Le hachoir manuel du grand-père

Raffi ferme petit à petit son magasin pour ne se concentrer que sur la fabrication – très artisanale – de charcuterie. « Je façonnais mes saucisses avec les doigts et un entonnoir, à l’ancienne. Et le hachoir manuel de mon grand-père. » Il fournit de plus en plus de restaurants ; le boucheà-oreille assoit sa réputation. « Au départ, je faisais mes livraisons en métro, dans des sacs bretelles. C’est comme ça que j’ai commencé. J’ai eu jusqu’à 550 clients – dans toute la France et en Suisse, Angleterre, Belgique, Allemagne… Et ça fait 40 ans que ça dure. » Et une vingtaine d’années à Saint-Denis, où il a construit son atelier de fabrication à la Mutuelle. « Ici, c’était une ruine. C’est ma femme, architecte, qui a dessiné le labo » et l’appartement au dessus. Rien ne les distingue des autres pavillons du quartier. Même pas une enseigne au nom de la société Tutunjian. « Nous, les Arméniens, nous sommes discrets », intervient pince-sansrire Édouard. Car si l’histoire de cette famille est libanaise, ses racines sont arméniennes.

« Mon père a connu le génocide arménien. Il est né en 1903, si j’en crois la carte d’identité que j’ai retrouvée », relate Raffi, aussitôt contredit par Édouard : « Il est né dans un train en 1920, si j’en crois ma grand-mère. » Si le parcours paternel semble mystérieux, une chose est sûre : « Nous sommes cinq frères et sœurs, trois garçons et deux filles. Et un jeune frère décédé à l’âge de 11 ans, qu’on ne l’oublie pas, précise Raffi. Tous nés à Beyrouth ! » Et c’est la guerre du Liban, commencé en 1975, qui a conduit les Tutunjian en France.

« Avant on vivait tous tranquilles, musulmans et chrétiens », se rappelle Raffi. « Il y avait même dix-huit confessions différentes – maronites, coptes, assyriens, chaldéens, chiite, sunnite, druzes, juifs… ndlr – et on vivait en harmonie », insiste Édouard. « Moi j’ai épousé une musulmane, mon frère une juive, ma sœur un orthodoxe… Il y a onze religions dans ma famille », comptabilise Raffi. Les frangins sont pétris par la France, le Liban et l’Arménie. Édouard résume : « Pour nous, quand on a mal en Arménie, on a mal ; quand on a mal au Liban, on a mal ; quand on a mal en France, on a mal… » Aucun des deux n’a « encore », glisse Édouard, pu découvrir la terre de leurs aïeuls. Et ils partagent la nostalgie du pays qui les a vus naître. Édouard est arrivé en France à 15 ans, Raffi à 18.

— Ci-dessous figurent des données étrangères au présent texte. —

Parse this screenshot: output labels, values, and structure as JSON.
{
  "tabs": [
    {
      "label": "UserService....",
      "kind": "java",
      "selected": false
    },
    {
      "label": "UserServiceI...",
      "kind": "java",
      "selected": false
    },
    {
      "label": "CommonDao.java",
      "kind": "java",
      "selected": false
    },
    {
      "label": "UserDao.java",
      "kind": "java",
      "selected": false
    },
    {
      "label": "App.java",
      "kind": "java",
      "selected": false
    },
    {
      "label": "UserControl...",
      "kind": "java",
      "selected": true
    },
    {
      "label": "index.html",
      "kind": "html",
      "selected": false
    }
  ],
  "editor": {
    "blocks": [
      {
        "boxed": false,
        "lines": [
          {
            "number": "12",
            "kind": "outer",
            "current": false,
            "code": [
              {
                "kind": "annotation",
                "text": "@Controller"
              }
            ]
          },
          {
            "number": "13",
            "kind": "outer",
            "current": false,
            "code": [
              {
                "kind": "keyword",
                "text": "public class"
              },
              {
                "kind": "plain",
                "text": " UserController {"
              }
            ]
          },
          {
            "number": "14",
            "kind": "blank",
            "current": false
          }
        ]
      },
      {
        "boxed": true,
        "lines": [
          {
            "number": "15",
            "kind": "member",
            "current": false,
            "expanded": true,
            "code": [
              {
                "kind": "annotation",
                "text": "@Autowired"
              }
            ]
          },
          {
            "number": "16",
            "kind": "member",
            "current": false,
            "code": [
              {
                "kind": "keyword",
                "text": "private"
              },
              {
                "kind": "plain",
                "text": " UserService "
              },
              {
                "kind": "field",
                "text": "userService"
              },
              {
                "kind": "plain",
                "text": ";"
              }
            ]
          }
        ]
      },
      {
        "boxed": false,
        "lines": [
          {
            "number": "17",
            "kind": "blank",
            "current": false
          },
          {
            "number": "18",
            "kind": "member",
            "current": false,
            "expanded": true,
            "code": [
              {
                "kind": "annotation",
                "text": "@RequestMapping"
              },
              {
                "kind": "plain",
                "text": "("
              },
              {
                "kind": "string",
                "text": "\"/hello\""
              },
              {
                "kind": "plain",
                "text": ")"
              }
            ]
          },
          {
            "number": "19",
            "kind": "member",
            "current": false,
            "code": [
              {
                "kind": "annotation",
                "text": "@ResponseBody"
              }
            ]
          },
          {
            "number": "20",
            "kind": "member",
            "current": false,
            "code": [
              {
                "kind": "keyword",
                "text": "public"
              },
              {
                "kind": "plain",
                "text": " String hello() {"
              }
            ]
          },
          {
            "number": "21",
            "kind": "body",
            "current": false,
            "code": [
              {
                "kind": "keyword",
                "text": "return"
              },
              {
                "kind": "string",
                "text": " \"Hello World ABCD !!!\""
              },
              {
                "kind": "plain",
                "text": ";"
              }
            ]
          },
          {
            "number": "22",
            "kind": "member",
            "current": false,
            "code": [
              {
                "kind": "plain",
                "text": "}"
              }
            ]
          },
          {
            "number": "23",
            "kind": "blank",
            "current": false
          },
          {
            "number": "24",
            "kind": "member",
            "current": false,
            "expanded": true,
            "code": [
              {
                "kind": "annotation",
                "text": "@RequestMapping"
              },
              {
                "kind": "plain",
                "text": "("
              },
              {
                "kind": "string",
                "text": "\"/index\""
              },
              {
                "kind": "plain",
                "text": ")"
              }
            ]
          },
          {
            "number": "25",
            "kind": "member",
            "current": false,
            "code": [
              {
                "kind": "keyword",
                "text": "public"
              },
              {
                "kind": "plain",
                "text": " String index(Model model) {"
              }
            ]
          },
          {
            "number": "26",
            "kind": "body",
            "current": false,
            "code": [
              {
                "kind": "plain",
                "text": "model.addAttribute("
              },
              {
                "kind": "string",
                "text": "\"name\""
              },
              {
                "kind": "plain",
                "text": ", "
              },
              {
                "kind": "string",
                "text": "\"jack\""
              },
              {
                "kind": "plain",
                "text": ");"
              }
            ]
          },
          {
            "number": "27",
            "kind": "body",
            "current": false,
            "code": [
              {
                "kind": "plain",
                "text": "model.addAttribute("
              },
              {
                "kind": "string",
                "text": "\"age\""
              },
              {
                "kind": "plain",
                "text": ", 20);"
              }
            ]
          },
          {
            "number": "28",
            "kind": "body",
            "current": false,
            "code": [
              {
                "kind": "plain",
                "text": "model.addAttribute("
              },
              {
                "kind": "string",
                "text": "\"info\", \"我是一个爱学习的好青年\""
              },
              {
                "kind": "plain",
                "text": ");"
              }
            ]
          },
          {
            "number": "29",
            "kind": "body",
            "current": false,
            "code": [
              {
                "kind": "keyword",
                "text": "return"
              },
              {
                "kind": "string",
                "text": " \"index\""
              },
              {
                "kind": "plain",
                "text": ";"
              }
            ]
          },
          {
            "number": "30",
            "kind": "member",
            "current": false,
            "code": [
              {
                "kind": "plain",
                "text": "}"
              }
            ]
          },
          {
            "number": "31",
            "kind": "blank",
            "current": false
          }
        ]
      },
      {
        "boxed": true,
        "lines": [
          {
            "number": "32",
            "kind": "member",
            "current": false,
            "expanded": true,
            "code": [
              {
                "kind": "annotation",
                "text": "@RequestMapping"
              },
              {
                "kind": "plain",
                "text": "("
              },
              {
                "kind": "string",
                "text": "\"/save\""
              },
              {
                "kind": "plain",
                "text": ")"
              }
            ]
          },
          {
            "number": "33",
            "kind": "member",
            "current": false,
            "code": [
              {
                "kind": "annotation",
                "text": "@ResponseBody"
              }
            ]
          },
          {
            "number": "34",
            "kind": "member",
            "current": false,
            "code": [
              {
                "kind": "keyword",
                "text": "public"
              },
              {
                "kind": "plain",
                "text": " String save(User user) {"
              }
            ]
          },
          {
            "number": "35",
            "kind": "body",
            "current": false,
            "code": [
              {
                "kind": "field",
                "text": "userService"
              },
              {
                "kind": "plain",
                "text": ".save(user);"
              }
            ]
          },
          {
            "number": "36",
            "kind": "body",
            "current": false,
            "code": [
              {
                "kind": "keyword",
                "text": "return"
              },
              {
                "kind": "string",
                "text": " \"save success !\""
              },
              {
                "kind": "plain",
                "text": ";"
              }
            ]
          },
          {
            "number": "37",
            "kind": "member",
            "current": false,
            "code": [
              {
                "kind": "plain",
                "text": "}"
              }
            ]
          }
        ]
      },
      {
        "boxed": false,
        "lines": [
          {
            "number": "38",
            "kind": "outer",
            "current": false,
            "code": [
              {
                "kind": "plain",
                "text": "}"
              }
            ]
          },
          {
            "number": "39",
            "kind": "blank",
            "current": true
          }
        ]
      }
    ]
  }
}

« Au début, je voulais être artiste peintre, dit-il. J’ai vendu une vingtaine de tableaux en Allemagne. Des paysages, des fleurs… » « Mais disons que la charcuterie nourrit mieux que la peinture », plaisante Édouard. « J’ai même fait le cadeau d’une toile à quelqu’un de la préfecture, ajoute Raffi. Ça m’a permis d’obtenir une carte de séjour pour 10 ans », se marre-t-il, lui aussi. Cela fait une année qu’Édouard est venu soutenir son frère – c’est lui le commercial du duo – depuis qu’il a perdu son épouse, emportée par une maladie implacable. « Je m’en suis occupé pendant cinq ans, confie Raffi. Alors j’ai réduit mon activité de plus de la moitié. »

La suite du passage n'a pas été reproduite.